すると男は変わらずあの表情で微笑みかけ、シュガーの乱れた毛並みを撫で整えた。
「いいえ、声をお掛けしなかった私めの不手際です。申し訳ございませんシュガー様」
「えっ、何で」
「何故シュガーの名前を知っている!シュガー離れろ!コイツ何か変だ!」
俺の声を聞いてシュガーは床を蹴ると、ひとっ飛びで男の手の下から俺の居る後方へ距離をとった。
すると男は、逆上するとも動揺するでも無く、空いた右手を寂しそうに懐へ持っていくと懐中時計を開いた。
「丁度お時間のようですね、ではどうぞ」
懐中時計を閉じる音と同時に男の隣に大きな扉が現れた。
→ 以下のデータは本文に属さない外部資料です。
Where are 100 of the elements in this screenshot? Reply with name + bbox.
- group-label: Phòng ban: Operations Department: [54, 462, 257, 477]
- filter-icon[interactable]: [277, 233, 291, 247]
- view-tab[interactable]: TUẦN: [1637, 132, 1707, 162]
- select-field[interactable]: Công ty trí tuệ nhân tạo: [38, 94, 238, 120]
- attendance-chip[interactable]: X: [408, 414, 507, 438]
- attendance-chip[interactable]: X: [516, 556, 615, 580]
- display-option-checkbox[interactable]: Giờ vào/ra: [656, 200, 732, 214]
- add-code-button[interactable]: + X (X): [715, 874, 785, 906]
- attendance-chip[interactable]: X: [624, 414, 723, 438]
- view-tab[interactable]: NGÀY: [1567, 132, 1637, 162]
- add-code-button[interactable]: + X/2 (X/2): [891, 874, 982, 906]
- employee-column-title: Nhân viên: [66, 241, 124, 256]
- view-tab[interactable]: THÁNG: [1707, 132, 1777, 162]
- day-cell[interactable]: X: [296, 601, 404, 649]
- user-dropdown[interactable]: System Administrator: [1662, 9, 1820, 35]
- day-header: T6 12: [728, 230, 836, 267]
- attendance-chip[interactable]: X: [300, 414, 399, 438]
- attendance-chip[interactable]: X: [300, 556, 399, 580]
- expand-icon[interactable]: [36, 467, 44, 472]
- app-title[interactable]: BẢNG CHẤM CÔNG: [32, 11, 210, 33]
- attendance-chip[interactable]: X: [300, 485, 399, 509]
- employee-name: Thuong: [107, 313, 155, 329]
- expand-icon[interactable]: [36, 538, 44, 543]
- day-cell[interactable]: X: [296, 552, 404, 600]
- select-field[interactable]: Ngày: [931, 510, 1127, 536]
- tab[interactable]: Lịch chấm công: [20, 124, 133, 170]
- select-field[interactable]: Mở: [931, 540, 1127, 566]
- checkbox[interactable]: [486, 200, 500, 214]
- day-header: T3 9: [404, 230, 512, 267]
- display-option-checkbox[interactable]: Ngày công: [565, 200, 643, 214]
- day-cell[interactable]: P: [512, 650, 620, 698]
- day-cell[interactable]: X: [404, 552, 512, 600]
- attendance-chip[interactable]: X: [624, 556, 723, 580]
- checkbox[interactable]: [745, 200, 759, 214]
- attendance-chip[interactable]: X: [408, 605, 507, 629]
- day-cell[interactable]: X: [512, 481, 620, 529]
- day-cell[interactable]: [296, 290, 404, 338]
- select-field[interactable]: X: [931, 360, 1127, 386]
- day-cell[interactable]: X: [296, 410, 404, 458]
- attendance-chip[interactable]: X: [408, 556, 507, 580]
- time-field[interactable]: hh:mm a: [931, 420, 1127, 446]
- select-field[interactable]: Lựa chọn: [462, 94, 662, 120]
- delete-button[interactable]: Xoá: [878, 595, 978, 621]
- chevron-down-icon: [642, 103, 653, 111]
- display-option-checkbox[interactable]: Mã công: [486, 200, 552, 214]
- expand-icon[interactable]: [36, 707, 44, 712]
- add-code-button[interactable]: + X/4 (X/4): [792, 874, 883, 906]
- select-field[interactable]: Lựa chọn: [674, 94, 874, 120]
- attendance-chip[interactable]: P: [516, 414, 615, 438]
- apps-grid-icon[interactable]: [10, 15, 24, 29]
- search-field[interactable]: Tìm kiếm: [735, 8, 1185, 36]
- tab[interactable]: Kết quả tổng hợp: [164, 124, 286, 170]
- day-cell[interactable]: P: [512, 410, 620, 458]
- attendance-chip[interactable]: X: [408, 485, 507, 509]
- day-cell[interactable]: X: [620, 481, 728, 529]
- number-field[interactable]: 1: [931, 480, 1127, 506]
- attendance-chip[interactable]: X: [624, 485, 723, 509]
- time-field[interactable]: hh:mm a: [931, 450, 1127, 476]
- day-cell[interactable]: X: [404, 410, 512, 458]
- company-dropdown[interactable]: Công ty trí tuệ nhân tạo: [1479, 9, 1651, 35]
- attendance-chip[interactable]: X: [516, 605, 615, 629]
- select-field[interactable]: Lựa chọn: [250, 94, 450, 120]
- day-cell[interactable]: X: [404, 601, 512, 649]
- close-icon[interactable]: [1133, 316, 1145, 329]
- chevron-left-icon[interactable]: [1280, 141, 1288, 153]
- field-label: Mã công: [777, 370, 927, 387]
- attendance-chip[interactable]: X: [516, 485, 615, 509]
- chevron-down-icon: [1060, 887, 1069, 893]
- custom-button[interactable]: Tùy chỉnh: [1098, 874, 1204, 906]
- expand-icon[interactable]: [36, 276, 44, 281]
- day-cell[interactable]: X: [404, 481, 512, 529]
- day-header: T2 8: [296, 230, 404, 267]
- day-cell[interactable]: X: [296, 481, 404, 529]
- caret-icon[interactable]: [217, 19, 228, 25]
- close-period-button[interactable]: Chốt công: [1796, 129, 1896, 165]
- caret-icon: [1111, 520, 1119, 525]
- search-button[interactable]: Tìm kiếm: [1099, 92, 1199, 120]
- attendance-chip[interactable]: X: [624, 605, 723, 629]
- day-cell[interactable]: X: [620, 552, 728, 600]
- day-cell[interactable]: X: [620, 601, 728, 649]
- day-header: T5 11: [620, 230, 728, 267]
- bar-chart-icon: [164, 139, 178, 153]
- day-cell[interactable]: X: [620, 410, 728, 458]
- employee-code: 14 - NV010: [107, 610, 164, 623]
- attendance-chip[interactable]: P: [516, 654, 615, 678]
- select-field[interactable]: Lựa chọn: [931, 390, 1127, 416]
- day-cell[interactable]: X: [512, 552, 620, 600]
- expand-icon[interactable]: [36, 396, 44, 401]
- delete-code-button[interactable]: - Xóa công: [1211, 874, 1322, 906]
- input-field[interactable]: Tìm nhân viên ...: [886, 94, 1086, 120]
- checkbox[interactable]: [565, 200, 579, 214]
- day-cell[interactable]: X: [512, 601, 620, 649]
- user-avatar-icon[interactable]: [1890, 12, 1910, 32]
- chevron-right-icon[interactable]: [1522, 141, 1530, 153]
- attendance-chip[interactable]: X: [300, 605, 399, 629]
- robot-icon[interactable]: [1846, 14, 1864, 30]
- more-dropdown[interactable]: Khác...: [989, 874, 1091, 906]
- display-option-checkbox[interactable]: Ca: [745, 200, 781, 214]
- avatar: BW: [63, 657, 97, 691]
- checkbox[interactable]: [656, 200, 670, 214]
男がエスコートするように頭を下げて扉の中へ入るよう促すと、木製の細かな装飾で彩られた大きな扉の真ん中にすっと光のラインが走った。それはどんどん広がる。あっという間に両の扉はいっぱいまで開かれ、辺り一面が真っ白になった。俺は余りの眩しさに両手をかざしたが、それでも目が開けない程の光で、俺は只その場でシュガーの名を叫ぶ他何も出来なかった。